Though they have only one goal, Reese and Root can’t help but learn how thoroughly Samaritan has taken over Maple, and manipulated its people, first to happiness and now to see what happens when you take that happiness away. Maple is Samaritan’s petri dish, though the show uses the metaphor of an ant farm: it’s the microcosm that is embedded in the macrocosm.
Through Leslie, they gain access to the Carrow factory, even though Thompson will be killed for this betrayal. They shoot and blast their way in, they find that the factory is manufacturing transponders, microdots and neural implants, designed to be fitted to the whole population to enable Samaritan to observe and manipulate every human, they find the woman who was carried in the truck from the Stock Exchange. She’s got dark brown hair… but she’s not Shaw. Her name is Delia Jones and she was a secretary at the Stock Exchange. Everything, the only lead they have, was wrong. What’s that about schmuck-bait now?

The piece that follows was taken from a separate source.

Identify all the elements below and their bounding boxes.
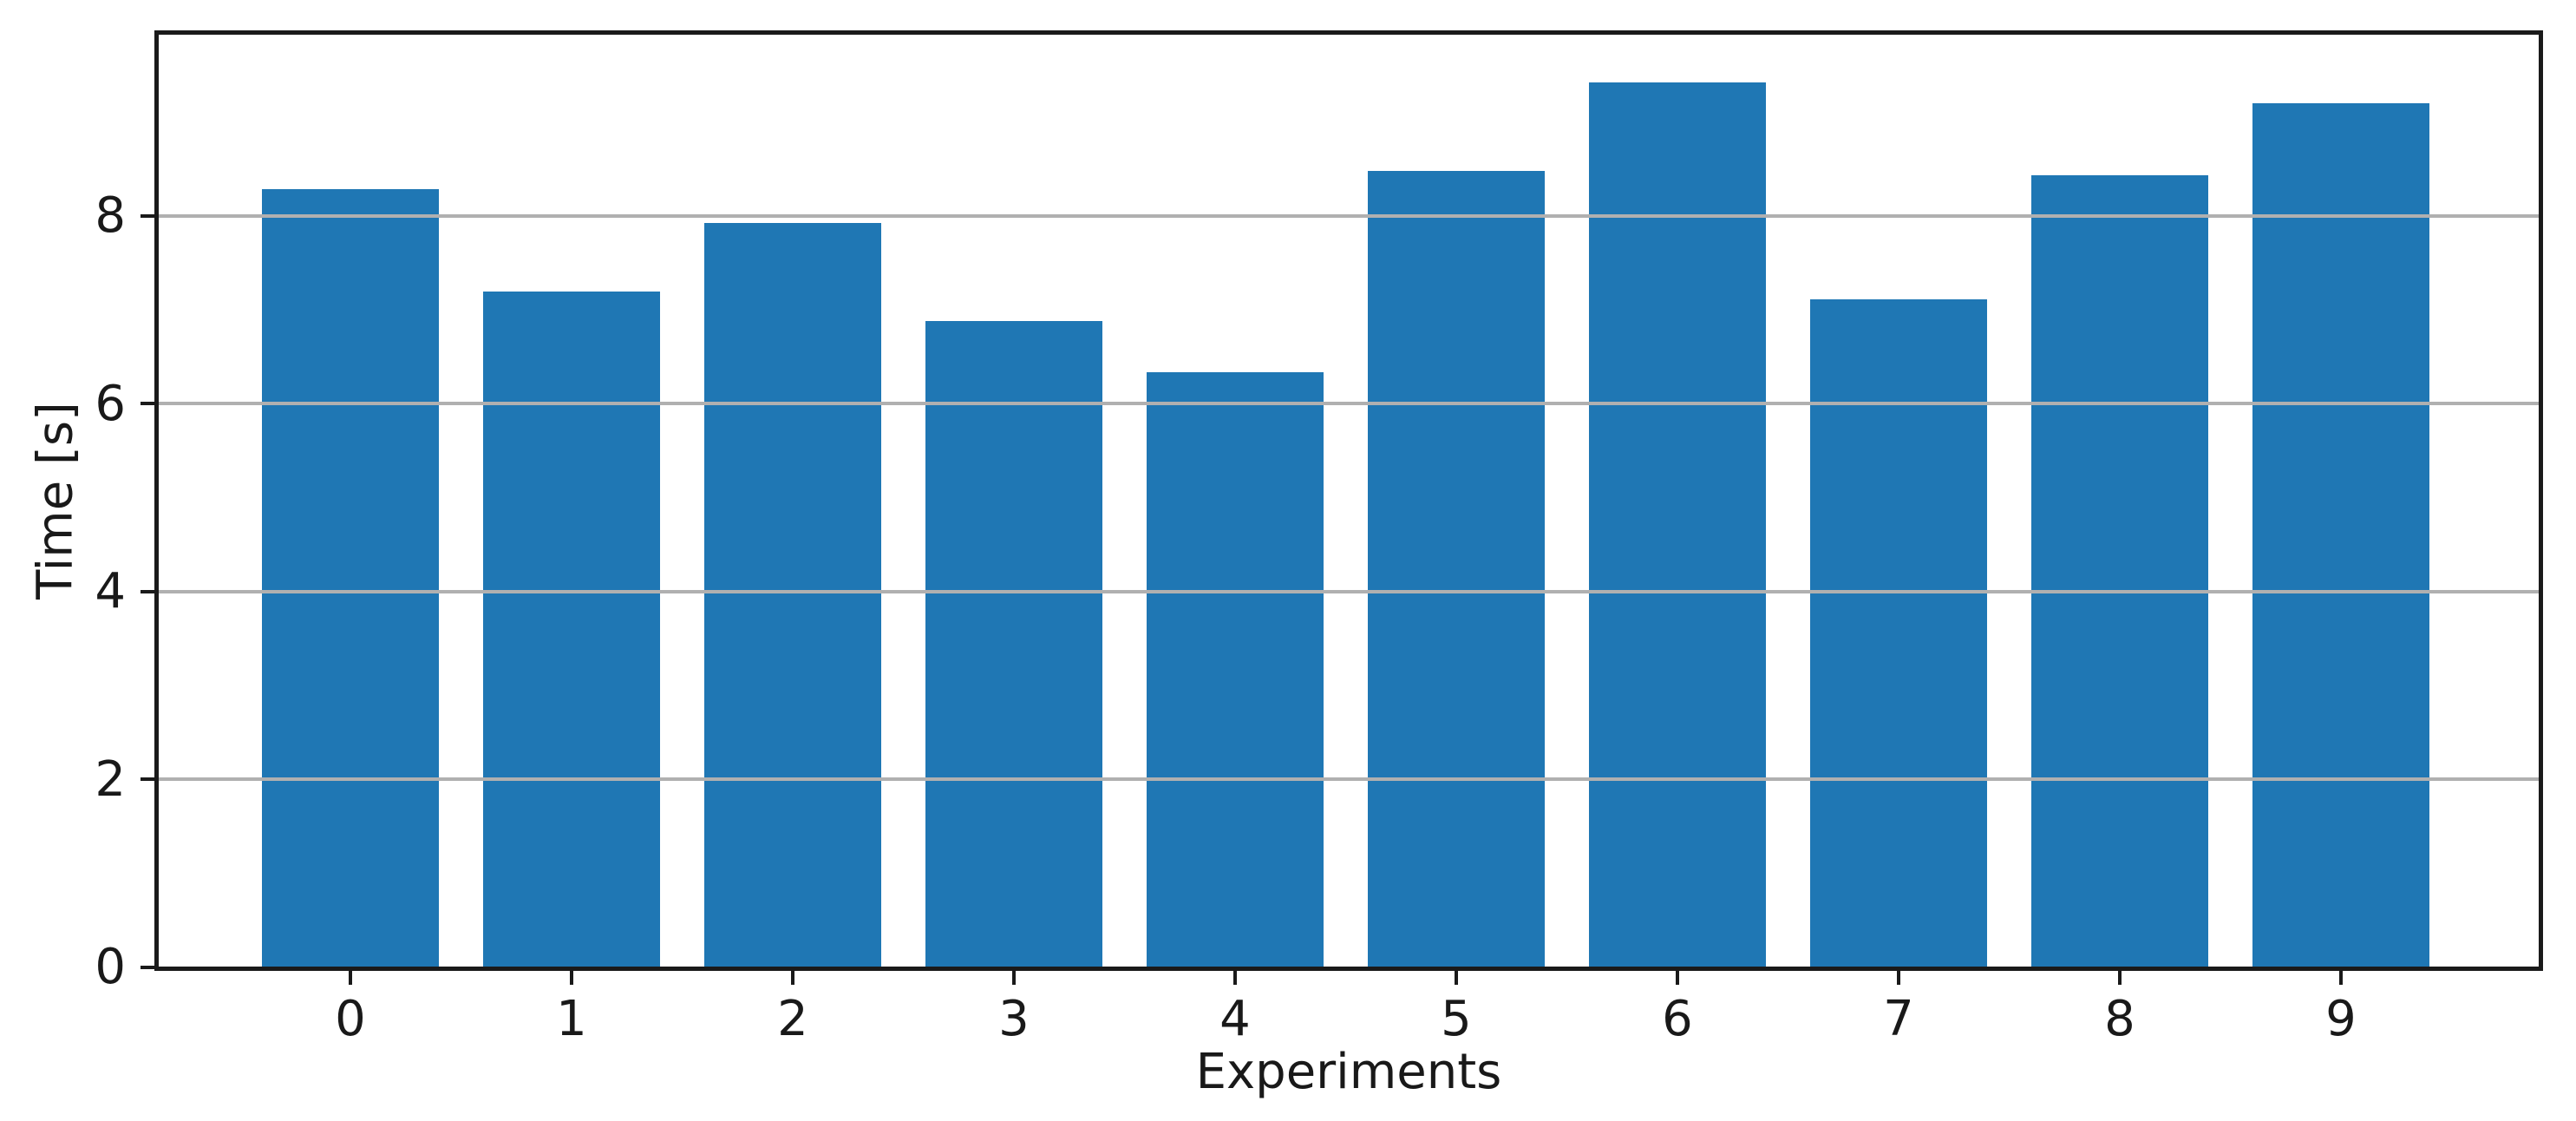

Because this is the end of the trail. Root goes on a shooting spree, but she and Reese get Delia out. And Carrow pull out of Maple, leaving the town wrecked. Samaritan’s plans have been blocked. But they have no lead, no clue about Shaw. Reese recognises that there is nothing more they can do. Finch talks to the despairing, devastated Root. But she is not convinced, that is, until the Machine sends it’s one and only message, by payphone: Sierra Tango Oscar Pappa. S.T.O.P. Root says ‘Goodbye Harold’ as if it were a final word and walks away.
Shaw is gone. And the audience is treated to a final coda. Greer, in his most sinister-uncle mode, smiles down at a bed. Shaw is cynical: ‘If this is the afterlife, it sucks.’ Greer just smiles more, tells her to rest, she’ll need it.
We know, but they don’t. Schmuck-bait, but of the very highest order.